Imaginez une petite ville tchèque, Theresienstadt, dont les nazis avaient fait un de leurs sinistres lieux d’extermination ; imaginez encore, un de ses enfants, au passé morbide déjà dans une prison communiste, et qui revient dans sa cité natale ; là il retrouve un certain Lebo, qui est obsédé par l’idée de montrer que cette ville est autre chose qu’un lieu de mémoire du passé. Va se créer une communauté qui attire nombre de marginaux du monde entier, avec comme de juste ses héroïnes, Sara en sera l’une d’elles.
Mais voilà, cette nouvelle vision gêne les autorités ; la communauté sera alors démantelée. Notre héros sera « exporté » vers la Biélorussie où des opposants au régime veulent tenter la même expérience de communauté … mais là-aussi c’est un échec.
Bon, si vous vous attendez à une « révolution romancière » telle qu’a pu tenter de l’accomplir le nouveau roman avec des écrivains comme Butor, vous risquez fort d’être très très déçu ! « L’atelier du diable » tant dans sa conception, son architecture que son écriture n’a absolument rien de nouveau,
et ce « New age » évoqué dans la quatrième de couverture ne nous offre guère de nouveauté.
Les thèmes développés ont été déjà tellement traités ! Les horreurs commises par les nazis, l’exploitation quasi touristique qui en a été faite (ne soyons pas choqués, ou ne jouons pas les faux prudes : les marchands du temple sont toujours là où il y a de l’argent à faire, au Vatican comme au Mont Saint Michel, pour ne citer que quelques lieux parmi tant et tant d’autres !), la dénonciation du totalitarisme communiste, ou en parallèle le conformisme familial petit-bourgeois : tout y est.
Cela ne veut pas dire pour autant que ce roman est dénué de tout intérêt ; non, et pour cette raison principale que les faits racontés et qui souvent s’opposent, même s’ils sont connus ou nous en rappellent d’autres similaires, sont par eux-mêmes porteurs d’interrogation ; l’auteur s’en voudrait de trancher, mais on ne peut qu’applaudir à ce qui peut tellement ressembler à des prises de position : la haine de la violence, au détriment des êtres humains, le rejet des phénomènes de masse (les scènes où la population civile applaudit et encourage les autorités à démanteler la communauté sont particulièrement significatives).

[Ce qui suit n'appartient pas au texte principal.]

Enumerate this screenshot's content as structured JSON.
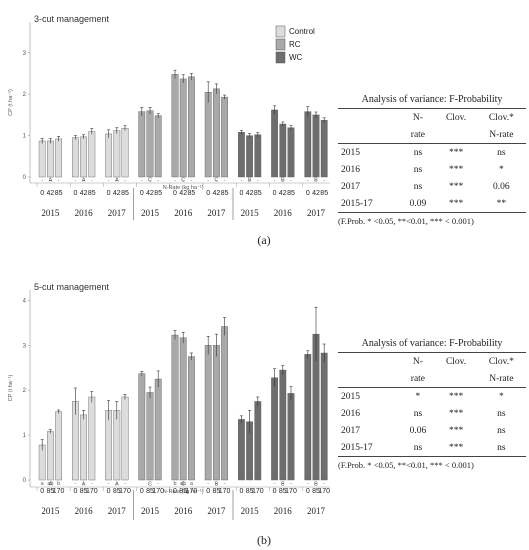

Mais surtout le héros, malgré un passé plus que trouble, sait nous émouvoir ; il a la franchise de l’innocence perdue et tellement re-souhaitée ! Toutes ses aventures ont ce goût amer de la recherche d’un autre temps, celui où seraient gommés tous les conflits dans lesquels il est, volens nolens, impliqué.
Ce JáchymTopol, en tout cas, ne laisse pas indifférent, et, lorsqu’on a refermé son roman, on a a vraiment envie d’en connaître un peu plus sur cet auteur et sa production de romancier.